Over the next few years, she actively aligned with the radical IWW. She spoke often at the local union hall advocating militant direct action to improve conditions for working men and women.
In 1916, she traveled to Seattle to help provide medical care and support to wounded Wobblies attacked during a lumber mill strike that became known as the Everett Massacre. “We knew you’d come, Doc,” said the hospitalized strikers.
“Marie Equi simply did what she believed was necessary,” said Helquist, “and what she felt was right.”

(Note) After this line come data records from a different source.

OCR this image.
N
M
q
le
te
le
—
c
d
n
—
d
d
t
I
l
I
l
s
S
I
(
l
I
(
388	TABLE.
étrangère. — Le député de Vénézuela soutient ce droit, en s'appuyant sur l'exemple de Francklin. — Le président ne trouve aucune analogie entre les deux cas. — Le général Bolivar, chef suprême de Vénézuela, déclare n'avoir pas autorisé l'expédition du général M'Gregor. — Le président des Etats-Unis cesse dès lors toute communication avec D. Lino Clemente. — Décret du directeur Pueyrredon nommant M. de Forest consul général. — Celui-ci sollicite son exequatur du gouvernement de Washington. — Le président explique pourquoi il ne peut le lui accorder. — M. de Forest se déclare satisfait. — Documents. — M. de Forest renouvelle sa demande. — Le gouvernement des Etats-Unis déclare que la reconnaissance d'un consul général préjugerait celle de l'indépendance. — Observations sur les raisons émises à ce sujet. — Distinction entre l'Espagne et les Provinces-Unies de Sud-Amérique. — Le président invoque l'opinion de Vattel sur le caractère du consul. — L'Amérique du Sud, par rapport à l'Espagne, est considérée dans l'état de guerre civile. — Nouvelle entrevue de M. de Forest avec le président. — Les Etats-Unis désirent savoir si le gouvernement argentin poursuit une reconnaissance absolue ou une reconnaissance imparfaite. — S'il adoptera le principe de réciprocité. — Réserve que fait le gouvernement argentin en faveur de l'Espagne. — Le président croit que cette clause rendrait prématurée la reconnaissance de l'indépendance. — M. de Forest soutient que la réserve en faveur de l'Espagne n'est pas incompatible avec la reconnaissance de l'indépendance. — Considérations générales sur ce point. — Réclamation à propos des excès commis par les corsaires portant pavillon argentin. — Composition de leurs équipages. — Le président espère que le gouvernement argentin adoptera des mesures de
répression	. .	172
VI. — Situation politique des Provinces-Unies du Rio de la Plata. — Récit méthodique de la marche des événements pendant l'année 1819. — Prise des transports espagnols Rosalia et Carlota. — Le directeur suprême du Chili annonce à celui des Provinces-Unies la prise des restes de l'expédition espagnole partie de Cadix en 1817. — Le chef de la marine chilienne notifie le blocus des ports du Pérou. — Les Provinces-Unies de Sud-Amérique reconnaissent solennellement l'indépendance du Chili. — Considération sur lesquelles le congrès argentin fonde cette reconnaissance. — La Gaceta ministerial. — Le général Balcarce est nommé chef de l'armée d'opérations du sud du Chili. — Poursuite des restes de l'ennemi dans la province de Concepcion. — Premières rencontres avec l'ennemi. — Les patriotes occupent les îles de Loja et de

As the United States prepared to enter World War I, her passionate anti-war speeches denouncing America’s involvement placed her squarely in jeopardy with the United States Government.
Department of Justice agents surveilled her public and personal life with unrelenting vigor collecting reports that would ultimately lead to her arrest and conviction for sedition in 1918.
She would serve nearly a year in San Quentin State Prison, returning to Portland in 1921. Although no longer in the spotlight, she remained committed to the causes of labor, free speech and social justice for the rest of her life.
Additional resources:
- Helquist, Michael. “Marie Equi, Passionate Politics and Outlaw Passions,” Oregon State University Press, 2015.
- Mayer, Heather. “Beyond the Rebel Girl, Women and the Industrial Workers of the World in the Pacific Northwest, 1905-1924.” Oregon State University Press, 2018.
- Jensen, Kimberly. “Women’s ‘Positive Patriotic Duty’ to Participate: The Practice of Female Citizenship in Oregon and the Expanding Surveillance State during the First World War and its Aftermath.” Oregon Historical Quarterly. Vol. 118. No. 2, 2017.
- Krieger, Nancy. “Queen of the Bolsheviks: The Hidden History of Dr. Marie Equi.” Radical America, Vol. 17. No. 5, 1983.